Description
An Allocation of Resources Without Limits or Throttling vulnerability in the kernel of Juniper Networks Junos OS Evolved allows an unauthenticated, network based attacker to cause a Denial of Service (DoS).
In specific cases the state of TCP sessions that are terminated is not cleared, which over time leads to an exhaustion of resources, preventing new connections to the control plane from being established.
A continuously increasing number of connections shown by:
user@host > show system connections
is indicative of the problem. To recover the respective RE needs to be restarted manually.
This issue only affects IPv4 but does not affect IPv6.
This issue only affects TCP sessions established in-band (over an interface on an FPC) but not out-of-band (over the management ethernet port on the routing-engine).
This issue affects Junos OS Evolved:
* All versions before 21.4R3-S9-EVO,
* 22.2 versions before 22.2R3-S4-EVO,
* 22.4 version before 22.4R3-S3-EVO,
* 23.2 versions before 23.2R2-S1-EVO,
* 23.4 versions before 23.4R2-EVO.
Understanding This Vulnerability
This Common Vulnerabilities and Exposures (CVE) entry provides detailed information about a security vulnerability that has been publicly disclosed. CVEs are standardized identifiers assigned by MITRE Corporation to track and catalog security vulnerabilities across software and hardware products.
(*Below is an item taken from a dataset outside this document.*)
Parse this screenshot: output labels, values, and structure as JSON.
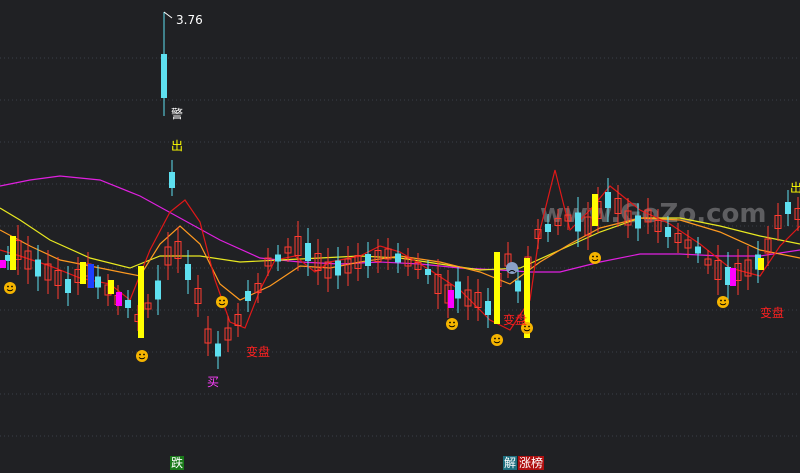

The severity rating (HIGH) indicates the potential impact of this vulnerability based on the CVSS (Common Vulnerability Scoring System) framework. Higher severity ratings typically indicate vulnerabilities that could lead to more significant security breaches if exploited. Security teams should prioritize remediation efforts based on severity, exploit availability, and the EPSS (Exploit Prediction Scoring System) score, which predicts the likelihood of exploitation in the wild.
If this vulnerability affects products or systems in your infrastructure, we recommend reviewing the affected products section, checking for available patches or updates from vendors, and implementing recommended workarounds or solutions until a permanent fix is available. Organizations should also monitor security advisories and threat intelligence feeds for updates about active exploitation of this vulnerability.